The small business payment space just got rocked. Xero, the accounting platform trusted by millions, has officially scooped up Melio - the go-to platform for easy B2B bill pay. This isa signal that how you handle payments, cash flow, and even your accounting stack could change faster than you think.
If you’re a business owner or accountant who’s been relying on Melio to pay vendors or manage bills, this move raises big questions. Will pricing shift? Will integrations stay functional? And most importantly, is now the moment to rethink your payment strategy before the dust settles?
Key Takeaways
- Xero’s acquisition of Melio signals significant changes ahead for small business payment processing and integration strategies.
- Melio earned loyalty through free ACH transfers, vendor onboarding simplicity, and clear pricing but these features could shift post-acquisition.
- Acquisition integrations often result in feature deprecations, pricing changes, and customer support delays, especially for non-core user groups.
- Nickel stands out with unlimited free ACH transfers, high-value transaction support up to $1 million, and native QuickBooks Online integration.
- Industrial small businesses benefit from Nickel’s tailored workflows, including net terms management and customizable approval chains.
- Acting early allows businesses to test alternatives and migrate vendors smoothly, avoiding rushed transitions later.
- Start with Nickel now to eliminate ACH fees, streamline payments, and future-proof your payment strategy against post-acquisition uncertainty.
What the Melio-Xero Deal Actually Means
Melio’s big announcement sounds reassuring at first glance: they’ll keep operating independently and tap into Xero’s scale and accounting expertise to “accelerate innovation.”
In plain English, they’re saying nothing will change for now. Current users are promised uninterrupted support.
But let’s be real. When a massive player like Xero buys an agile platform like Melio, history shows there’s usually more under the surface. Feature sets shift. Pricing models get “revised.” Integrations that worked perfectly pre-acquisition suddenly need updates.
It’s not doom and gloom - it’s just what happens when corporate priorities kick in.
If your business is running thousands of dollars in payments through Melio each month, sitting back and waiting isn’t a strategy. This is the moment to review your options, benchmark costs, and make sure you’re not blindsided by changes in the next six to twelve months.
Get ahead of the game and start using a modern payment platform like Nickel - complete with 100% free ACH transfers and native QuickBooks integration.

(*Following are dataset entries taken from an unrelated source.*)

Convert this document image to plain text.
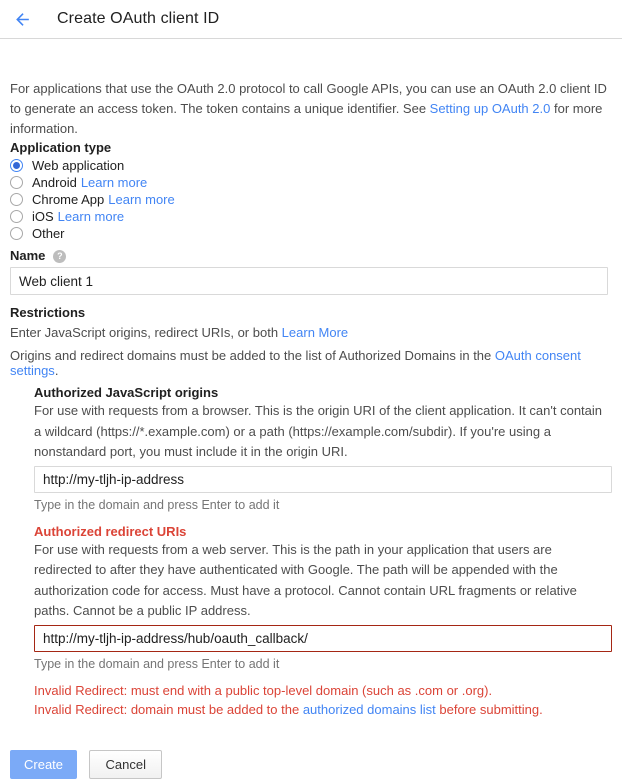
Create OAuth client ID

For applications that use the OAuth 2.0 protocol to call Google APIs, you can use an OAuth 2.0 client ID to generate an access token. The token contains a unique identifier. See Setting up OAuth 2.0 for more information.

Application type
Web application
Android Learn more
Chrome App Learn more
iOS Learn more
Other
Name	?
Web client 1
Restrictions

Enter JavaScript origins, redirect URIs, or both Learn More

Origins and redirect domains must be added to the list of Authorized Domains in the OAuth consent settings.

Authorized JavaScript origins

For use with requests from a browser. This is the origin URI of the client application. It can't contain a wildcard (https://*.example.com) or a path (https://example.com/subdir). If you're using a nonstandard port, you must include it in the origin URI.

http://my-tljh-ip-address
Type in the domain and press Enter to add it
Authorized redirect URIs

For use with requests from a web server. This is the path in your application that users are redirected to after they have authenticated with Google. The path will be appended with the authorization code for access. Must have a protocol. Cannot contain URL fragments or relative paths. Cannot be a public IP address.

http://my-tljh-ip-address/hub/oauth_callback/
Type in the domain and press Enter to add it
Invalid Redirect: must end with a public top-level domain (such as .com or .org).
Invalid Redirect: domain must be added to the authorized domains list before submitting.
Create	Cancel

Why Businesses Loved Melio (And What They Might Lose)
Melio earned its following by solving real problems for small businesses drowning in manual payment processes. It wasn’t just another ACH tool or clunky bank portal.

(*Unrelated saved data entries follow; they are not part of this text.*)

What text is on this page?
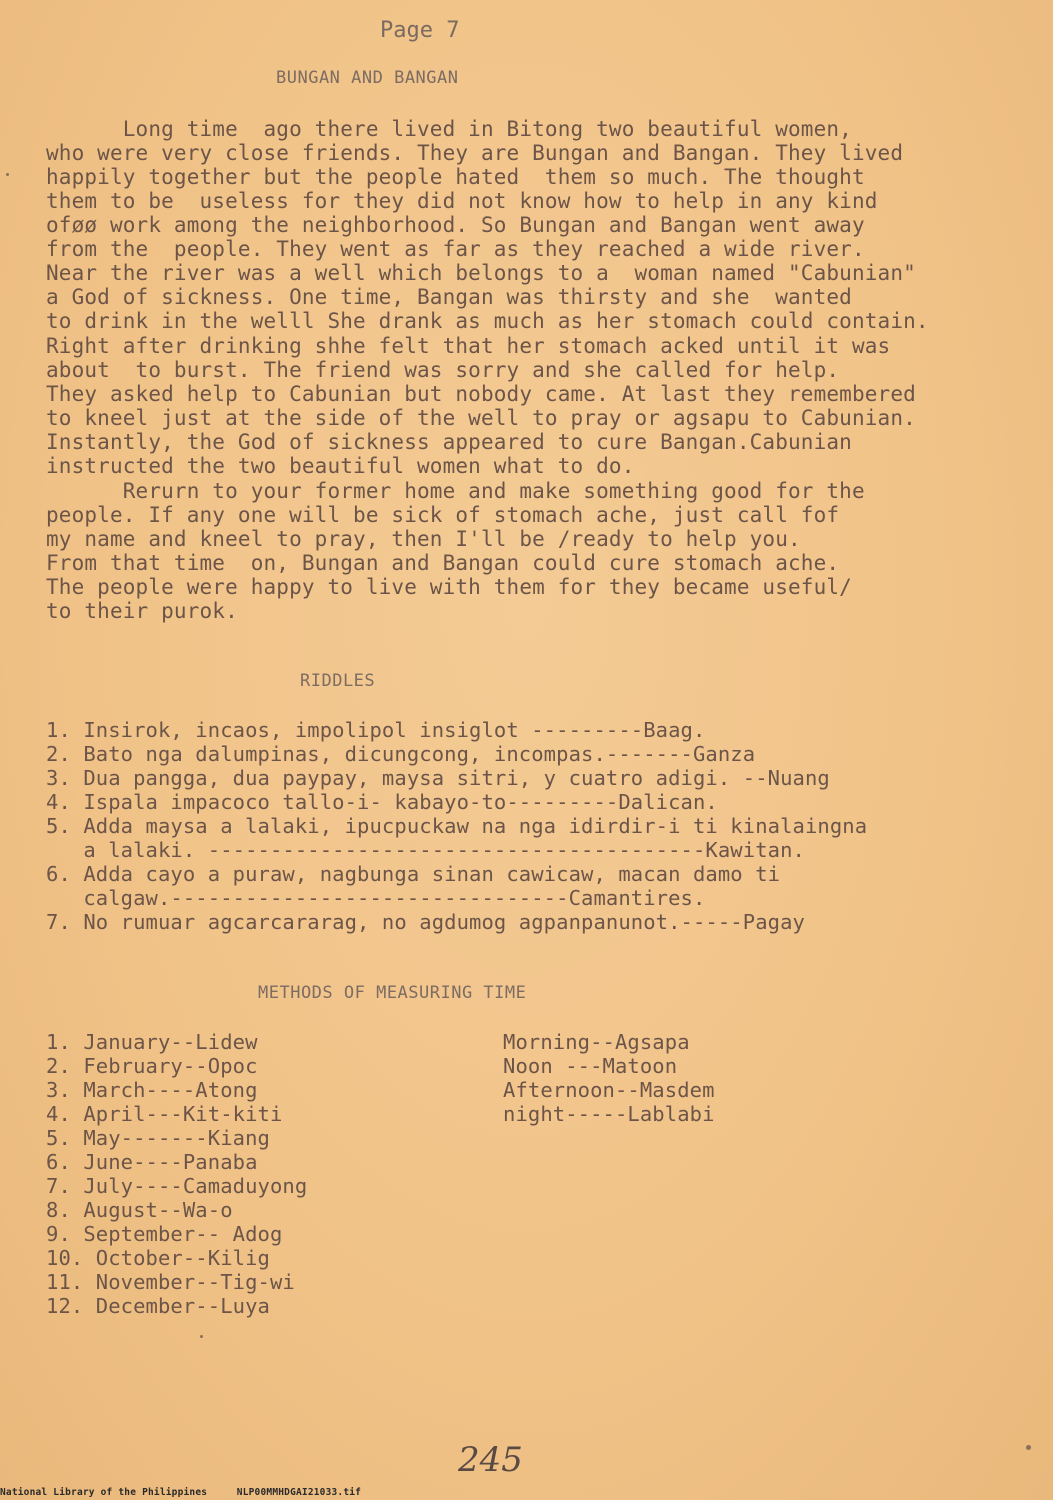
Page 7
BUNGAN AND BANGAN
Long time  ago there lived in Bitong two beautiful women,
who were very close friends. They are Bungan and Bangan. They lived
happily together but the people hated  them so much. The thought
them to be  useless for they did not know how to help in any kind
oføø work among the neighborhood. So Bungan and Bangan went away
from the  people. They went as far as they reached a wide river.
Near the river was a well which belongs to a  woman named "Cabunian"
a God of sickness. One time, Bangan was thirsty and she  wanted
to drink in the welll She drank as much as her stomach could contain.
Right after drinking shhe felt that her stomach acked until it was
about  to burst. The friend was sorry and she called for help.
They asked help to Cabunian but nobody came. At last they remembered
to kneel just at the side of the well to pray or agsapu to Cabunian.
Instantly, the God of sickness appeared to cure Bangan.Cabunian
instructed the two beautiful women what to do.
Rerurn to your former home and make something good for the
people. If any one will be sick of stomach ache, just call fof
my name and kneel to pray, then I'll be /ready to help you.
From that time  on, Bungan and Bangan could cure stomach ache.
The people were happy to live with them for they became useful/
to their purok.
RIDDLES
1. Insirok, incaos, impolipol insiglot ---------Baag.
2. Bato nga dalumpinas, dicungcong, incompas.-------Ganza
3. Dua pangga, dua paypay, maysa sitri, y cuatro adigi. --Nuang
4. Ispala impacoco tallo-i- kabayo-to---------Dalican.
5. Adda maysa a lalaki, ipucpuckaw na nga idirdir-i ti kinalaingna
a lalaki. ----------------------------------------Kawitan.
6. Adda cayo a puraw, nagbunga sinan cawicaw, macan damo ti
calgaw.--------------------------------Camantires.
7. No rumuar agcarcararag, no agdumog agpanpanunot.-----Pagay
METHODS OF MEASURING TIME
1. January--Lidew
2. February--Opoc
3. March----Atong
4. April---Kit-kiti
5. May-------Kiang
6. June----Panaba
7. July----Camaduyong
8. August--Wa-o
9. September-- Adog
10. October--Kilig
11. November--Tig-wi
12. December--Luya
Morning--Agsapa
Noon ---Matoon
Afternoon--Masdem
night-----Lablabi
245
National Library of the Philippines	NLP00MMHDGAI21033.tif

It gave small business owners and bookkeepers something they rarely get in B2B payments: simplicity, control, and clear pricing.
Automation That Saves Time
The platform’s accounts payable automation stood out immediately. It synced with leading accounting platforms like QuickBooks and Xero, which eliminated duplicate data entry and cut out tedious manual uploads. Paying vendors suddenly felt professional instead of painful.
Vendor Onboarding Without the Headaches
Melio also nailed vendor onboarding. Instead of chasing routing numbers or awkwardly asking suppliers for bank details, users could send an invite and let vendors set their own preferences. That single feature removed one of the biggest headaches in small business payments.
Workflows That Make Scaling Easier
Payment scheduling and approval workflows rounded out the appeal. Businesses could set spending limits, define approval chains, and keep full visibility of pending and completed transactions - without the complexity (and cost) of enterprise-grade software.
Pricing That Small Businesses Can Predict
The pricing model sealed the deal. Free ACH transfers with transparent card fees made costs predictable. Small businesses processing moderate payment volumes could finally plan around payment expenses instead of getting surprised by hidden fees.
The Hidden Risks of Acquisition Integration
Xero’s acquisition of Melio might eventually deliver stronger integrations and new features. But the reality for businesses is that the transition period often brings friction long before benefits arrive.
Features Can Change or Disappear
Feature disruption is one of the first things to watch. When companies merge, overlapping tools get streamlined or removed. Features that work seamlessly today may disappear or change, forcing teams to adjust workflows they’ve relied on for years.
Pricing Models Rarely Stay the Same
Pricing shifts are another common outcome. Even when a company promises “no changes,” history shows that new fee structures often roll out quietly - free services gain new limits, transaction fees climb, or tiered pricing suddenly appears. Small businesses that built their budgets around Melio’s current model could get caught off guard.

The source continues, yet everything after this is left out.